For the six months, the company's net sales were $1,133,367,000 compared to $1,166,369,000 a year ago. Loss from operations was $46,594,000 compared to $38,786,000 a year ago. Loss before income taxes was $76,842,000 compared to $74,034,000 a year ago. Net loss was $76,554,000 compared to $73,637,000 a year ago. Diluted loss per share was $3.86 compared to $3.75 a year ago. Adjusted EBITDA was $3,792,000 compared to $9,824,000 a year ago. Capital expenditures were, excluding external contributions, approximately $26 million, and net of external contributions were approximately $12 million.
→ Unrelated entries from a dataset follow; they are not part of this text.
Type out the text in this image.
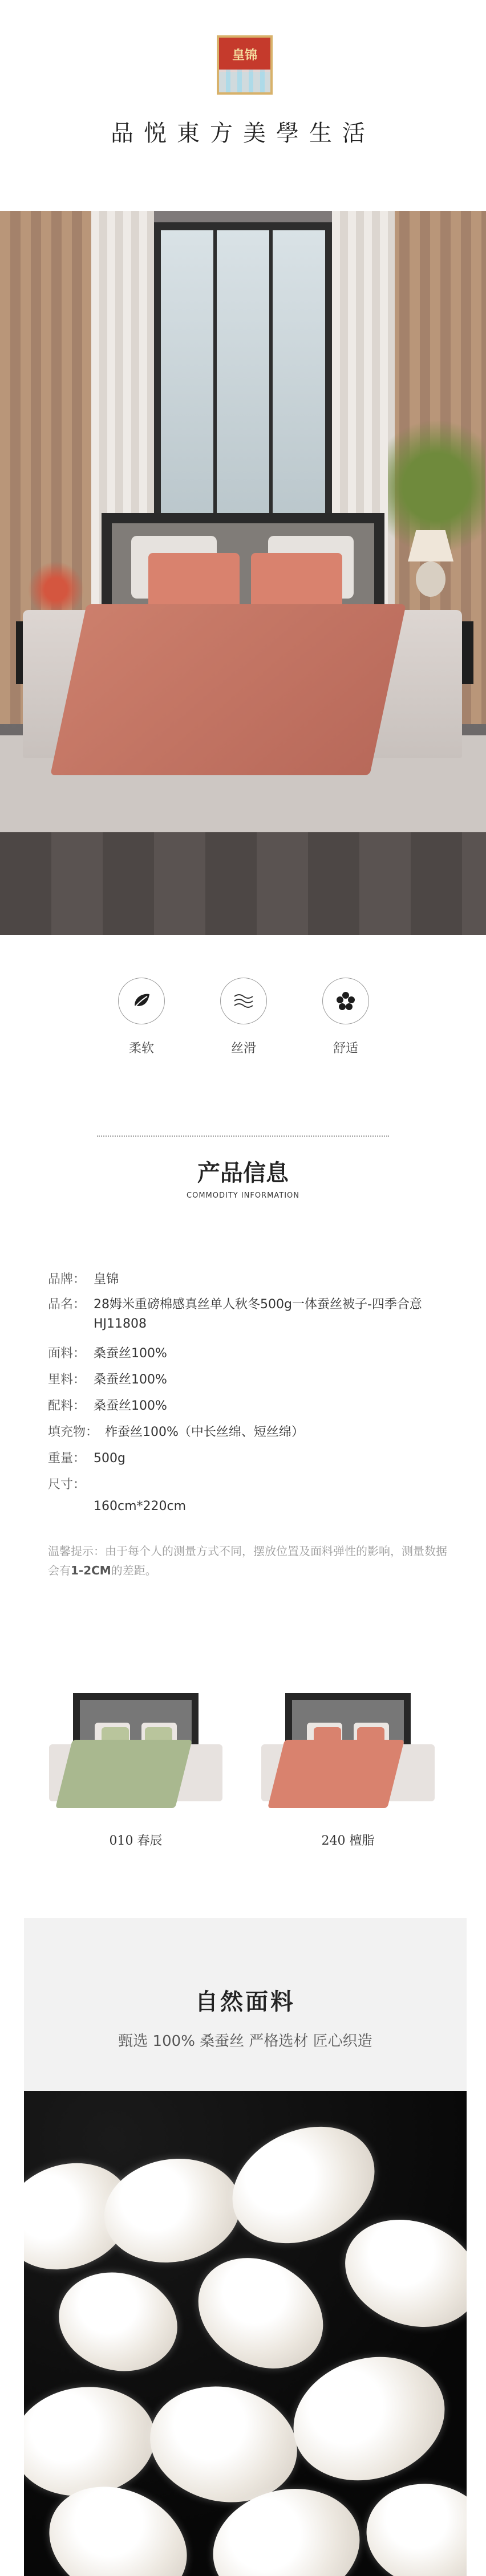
皇锦
品悦東方美學生活
柔软	丝滑	舒适
产品信息
COMMODITY INFORMATION
品牌： 皇锦
品名： 28姆米重磅棉感真丝单人秋冬500g一体蚕丝被子-四季合意HJ11808
面料： 桑蚕丝100%
里料： 桑蚕丝100%
配料： 桑蚕丝100%
填充物： 柞蚕丝100%（中长丝绵、短丝绵）
重量： 500g
尺寸：
160cm*220cm
温馨提示：由于每个人的测量方式不同，摆放位置及面料弹性的影响，测量数据会有1-2CM的差距。
010 春辰	240 檀脂
自然面料
甄选 100% 桑蚕丝 严格选材 匠心织造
CapEx spending focused primarily on projects that build infrastructure for growth such as omnichannel operations; customer-facing store upgrades, including fixtures, visuals and remodels; and information systems.

For fiscal 2017, loss per diluted share is expected to be in a range of $0.95 to $1.45. The company continues to expect adjusted EBITDA in a range of $130 million to $140 million, net loss in a range of $29 million to $19 million, interest expense, net of $62 million and depreciation and amortization and amortization of ease-related interests of $96.1 million. (As used in this release, adjusted EBITDA is not a measure recognized under GAAP – see the accompanying financial table which reconciles this non-GAAP measure to net loss).

The company also announced impairment charges of $178,000 for the second quarter of fiscal 2017 compared to $222,000 a year ago.